Values of type int are never stored as header and data (boxed). Int x
is
stored as (x << 1) | 1
, where <<
is left shift and |
is bitwise or, hence
its least significant bit is always set. Pointers are word aligned, so they will
never have this bit set, hence how ints and pointers are discerned. It is
assumed that much of typical data is integers, so this is done to significantly
improve performance:
- there’s no need to dereference a pointer when getting an int
- no memory allocation is needed when creating ints
- less work for the garbage collector
- less memory fragmentation
- no memory is needed for int headers
Distinguishing whether a value is int or pointer is as simple as testing x &
1
, so this feature doesn’t slow down garbage collector, polymorphic hash,
polymorphic compare and whatever else structurally inspects data. One should
note that this doesn’t apply to the types int32
and int64
, which are always
boxed.
Penalty
Having the extra bit comes with a price – arithmetic operations are more complicated. For example
x + y
is translated to CPU instructionsx + y - 1
x * y
is translated to CPU instructions(x >> 1) * (y - 1) + 1
x / y
is translated to CPU instructions(((x >> 1) / (y >> 1)) << 1) + 1
x lsl y
is translated to CPU instructions((x - 1) << (y >> 1)) + 1
Sometimes this penalty is small or nonexistent. For instance there’s no need to
fix the bit in x + y - z
. Only one bit fixing is needed for all five
additions in x + y + z + w + u + v
.
Another help is the Intel CPU instruction LEA
, which can compute the sum of
three integers with a single instruction, like x + y - 1
. Unfortunately,
LEA
became very slow in the recent generations of CPUs. Intel doesn’t suggest
this will change.
This benchmark (test.ml) tries to estimate the difference in the performance. The results from Sandy Bridge show about 2 times speed difference in arithmetic operations. Assembly can be examined by compiling using “ocamlopt -S test.ml”.

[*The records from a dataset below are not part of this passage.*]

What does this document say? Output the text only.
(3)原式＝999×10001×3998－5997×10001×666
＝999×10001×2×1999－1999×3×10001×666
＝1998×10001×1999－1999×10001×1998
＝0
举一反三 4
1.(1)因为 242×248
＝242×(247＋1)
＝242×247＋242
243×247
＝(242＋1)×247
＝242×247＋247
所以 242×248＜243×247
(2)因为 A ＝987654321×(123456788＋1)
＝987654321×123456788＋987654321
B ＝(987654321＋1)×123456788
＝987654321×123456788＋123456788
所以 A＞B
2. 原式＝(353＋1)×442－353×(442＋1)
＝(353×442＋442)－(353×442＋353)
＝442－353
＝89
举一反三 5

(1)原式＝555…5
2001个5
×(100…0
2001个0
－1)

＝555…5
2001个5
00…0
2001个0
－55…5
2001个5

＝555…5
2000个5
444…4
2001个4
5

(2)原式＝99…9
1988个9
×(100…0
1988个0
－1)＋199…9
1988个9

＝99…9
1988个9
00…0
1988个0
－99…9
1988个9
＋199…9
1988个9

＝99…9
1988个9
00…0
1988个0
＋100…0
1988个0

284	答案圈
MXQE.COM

speed(ns) 63-bit 64-bit slowdown
add independent 0.327588 0.121502 2.696156
add dependent 0.328160 0.169375 1.937477
mul independent 0.614824 0.328060 1.874120
mul dependent 1.094343 0.328872 3.327565
lsl independent 0.359828 0.166088 2.166489
lsl dependent 0.762251 0.177468 4.295151
xor independent 0.249350 0.122900 2.028886
xor dependent 0.404255 0.170380 2.372668
Agner’s instruction tables show that the difference is even bigger with later
generations of CPUs. For instance, Haswell can do four integer adds per cycle
versus one LEA
.
Conclusion
The benefits of unboxed ints are amazing. On the other hand, arithmetic operations are significantly slower. How much do arithmetic operations affect an average program? Could we have a solution which would keep ints unboxed but have fast arithmetic operations?